Damage to axons and neurons due to increased CSF pressure in both dilated and nondilated nerve root sheaths may explain the discordant relationship between TC location or size and EDX abnormalities or pain.

Weaknesses of the Study

The main limitation of this study is the lack of data from healthy control subjects. Therefore, we compared IENFD with normative values from the Worldwide Reference Study,17 and we compared EDX results with generally accepted normative values in the literature.18,19

Additionally, because this was a retrospective study, some data were missing, such as pain scores or the side on which the skin biopsy was taken. Thus, we were unable to correlate these data with TC size or location.

This exploratory study involved a relatively small sample of TC patients. Interpretation of such information can be biased, and the results cannot be accurately extrapolated to the general population.

Conclusions

This retrospective study documented signs of SFN in most patients and large fiber neuropathy in all patients with TCs ≥ 8 mm. This is the first study to report SFN in patients with TCs, and ours is the largest TC cohort in which both nerve conduction and needle EMG data have been reported.

From our findings, we propose that IENFD measurement in lower leg skin biopsies and EDX of lumbar and sacral nerve roots (in particular anal reflex latency) can be considered reliable diagnostic tools for symptomatic TCs.

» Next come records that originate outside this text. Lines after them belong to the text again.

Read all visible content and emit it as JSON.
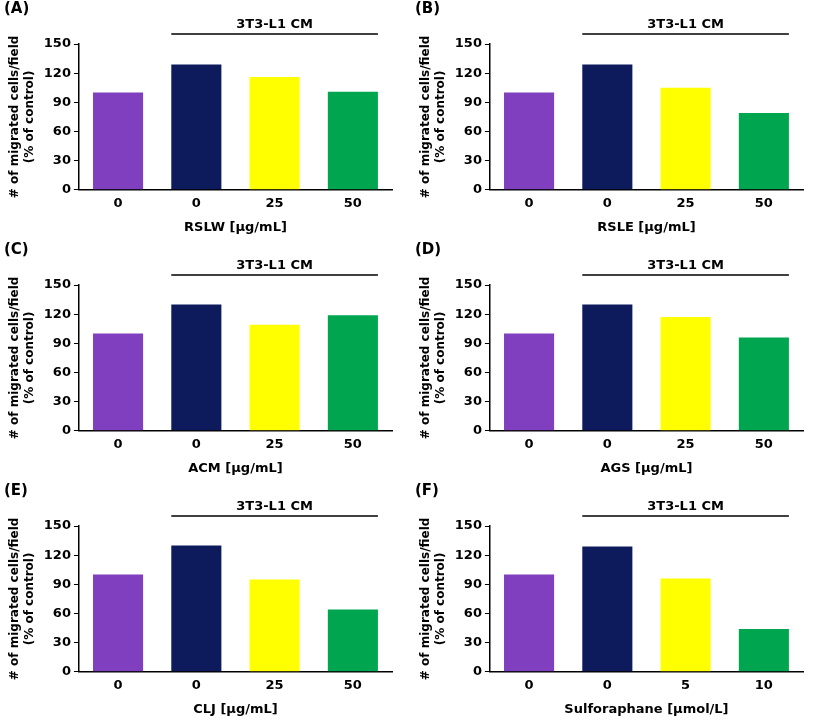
{
  "chart_data": [
    {
      "type": "bar",
      "title": "(A)",
      "annotation": "3T3-L1 CM",
      "x_label": "RSLW [μg/mL]",
      "y_label": [
        "# of migrated cells/field",
        "(% of control)"
      ],
      "categories": [
        "0",
        "0",
        "25",
        "50"
      ],
      "values": [
        100,
        129,
        116,
        101
      ],
      "colors": [
        "#7f3fbf",
        "#0d1a5c",
        "#ffff00",
        "#00a550"
      ],
      "ylim": [
        0,
        150
      ],
      "yticks": [
        0,
        30,
        60,
        90,
        120,
        150
      ],
      "grid": false
    },
    {
      "type": "bar",
      "title": "(B)",
      "annotation": "3T3-L1 CM",
      "x_label": "RSLE [μg/mL]",
      "y_label": [
        "# of migrated cells/field",
        "(% of control)"
      ],
      "categories": [
        "0",
        "0",
        "25",
        "50"
      ],
      "values": [
        100,
        129,
        105,
        79
      ],
      "colors": [
        "#7f3fbf",
        "#0d1a5c",
        "#ffff00",
        "#00a550"
      ],
      "ylim": [
        0,
        150
      ],
      "yticks": [
        0,
        30,
        60,
        90,
        120,
        150
      ],
      "grid": false
    },
    {
      "type": "bar",
      "title": "(C)",
      "annotation": "3T3-L1 CM",
      "x_label": "ACM [μg/mL]",
      "y_label": [
        "# of migrated cells/field",
        "(% of control)"
      ],
      "categories": [
        "0",
        "0",
        "25",
        "50"
      ],
      "values": [
        100,
        130,
        109,
        119
      ],
      "colors": [
        "#7f3fbf",
        "#0d1a5c",
        "#ffff00",
        "#00a550"
      ],
      "ylim": [
        0,
        150
      ],
      "yticks": [
        0,
        30,
        60,
        90,
        120,
        150
      ],
      "grid": false
    },
    {
      "type": "bar",
      "title": "(D)",
      "annotation": "3T3-L1 CM",
      "x_label": "AGS [μg/mL]",
      "y_label": [
        "# of migrated cells/field",
        "(% of control)"
      ],
      "categories": [
        "0",
        "0",
        "25",
        "50"
      ],
      "values": [
        100,
        130,
        117,
        96
      ],
      "colors": [
        "#7f3fbf",
        "#0d1a5c",
        "#ffff00",
        "#00a550"
      ],
      "ylim": [
        0,
        150
      ],
      "yticks": [
        0,
        30,
        60,
        90,
        120,
        150
      ],
      "grid": false
    },
    {
      "type": "bar",
      "title": "(E)",
      "annotation": "3T3-L1 CM",
      "x_label": "CLJ [μg/mL]",
      "y_label": [
        "# of migrated cells/field",
        "(% of control)"
      ],
      "categories": [
        "0",
        "0",
        "25",
        "50"
      ],
      "values": [
        100,
        130,
        95,
        64
      ],
      "colors": [
        "#7f3fbf",
        "#0d1a5c",
        "#ffff00",
        "#00a550"
      ],
      "ylim": [
        0,
        150
      ],
      "yticks": [
        0,
        30,
        60,
        90,
        120,
        150
      ],
      "grid": false
    },
    {
      "type": "bar",
      "title": "(F)",
      "annotation": "3T3-L1 CM",
      "x_label": "Sulforaphane [μmol/L]",
      "y_label": [
        "# of migrated cells/field",
        "(% of control)"
      ],
      "categories": [
        "0",
        "0",
        "5",
        "10"
      ],
      "values": [
        100,
        129,
        96,
        44
      ],
      "colors": [
        "#7f3fbf",
        "#0d1a5c",
        "#ffff00",
        "#00a550"
      ],
      "ylim": [
        0,
        150
      ],
      "yticks": [
        0,
        30,
        60,
        90,
        120,
        150
      ],
      "grid": false
    }
  ]
}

We propose that the same moderately increased pulsatile CSF pressure that initiates TC formation also damages axons and neurons inside nerve root sheaths and dorsal root ganglia.

Abbreviations

TCs, Tarlov cysts; IENFD, intraepidermal nerve fiber density; EDX, electrodiagnosis; CSF, cerebrospinal fluid; MRI, magnetic resonance imaging; SFN, small fiber neuropathy.

Data Sharing Statement

The dataset was submitted as Supplemental Material.

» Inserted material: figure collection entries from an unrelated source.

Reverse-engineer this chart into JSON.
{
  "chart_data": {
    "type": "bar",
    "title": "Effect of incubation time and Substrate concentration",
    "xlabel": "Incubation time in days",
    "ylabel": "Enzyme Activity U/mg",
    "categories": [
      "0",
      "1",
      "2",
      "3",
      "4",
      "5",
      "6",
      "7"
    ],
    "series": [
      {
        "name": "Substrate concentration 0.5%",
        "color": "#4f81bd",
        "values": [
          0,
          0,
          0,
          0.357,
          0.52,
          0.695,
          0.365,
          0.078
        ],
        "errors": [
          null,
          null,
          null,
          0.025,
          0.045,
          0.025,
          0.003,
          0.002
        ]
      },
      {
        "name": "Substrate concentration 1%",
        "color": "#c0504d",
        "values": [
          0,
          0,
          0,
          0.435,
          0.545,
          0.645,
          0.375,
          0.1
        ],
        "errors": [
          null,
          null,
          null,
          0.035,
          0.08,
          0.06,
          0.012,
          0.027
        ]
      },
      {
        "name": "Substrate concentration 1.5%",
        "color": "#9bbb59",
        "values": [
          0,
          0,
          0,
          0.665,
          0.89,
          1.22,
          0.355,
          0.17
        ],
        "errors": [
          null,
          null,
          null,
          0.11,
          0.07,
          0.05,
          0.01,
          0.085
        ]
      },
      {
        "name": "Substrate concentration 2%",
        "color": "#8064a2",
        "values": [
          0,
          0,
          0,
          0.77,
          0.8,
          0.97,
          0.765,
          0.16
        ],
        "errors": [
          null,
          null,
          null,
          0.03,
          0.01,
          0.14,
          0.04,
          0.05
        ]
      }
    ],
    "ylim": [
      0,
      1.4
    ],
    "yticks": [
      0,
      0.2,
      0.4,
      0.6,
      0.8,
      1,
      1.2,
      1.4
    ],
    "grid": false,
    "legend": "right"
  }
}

Ethics Approval and Informed Consent

The study was conducted according to the guidelines of the Declaration of Helsinki and approved by the Ethics Committee Research of University Hospitals Leuven (protocol code S65053; date of approval: March 1, 2021). Patient consent was waived due to the retrospective nature of the analysis based on existing data. Patient data were accessed in compliance with relevant data protection and privacy regulations.

Funding

This research received no external funding.

Disclosure

Dietmar Rudolf Thal has received speaker honoraria from Novartis Pharma Basel (Switzerland) and Biogen (USA); received travel reimbursement from GE Healthcare (UK) and UCB (Belgium); and collaborated with GE Healthcare (UK), Novartis Pharma Basel (Switzerland), Probiodrug (Germany), and Janssen Pharmaceutical Companies (Belgium). He is currently funded by Fonds Wetenschappelijk Onderzoek and SAO-FRA (Belgium). The authors report no other conflicts of interest associated with this work.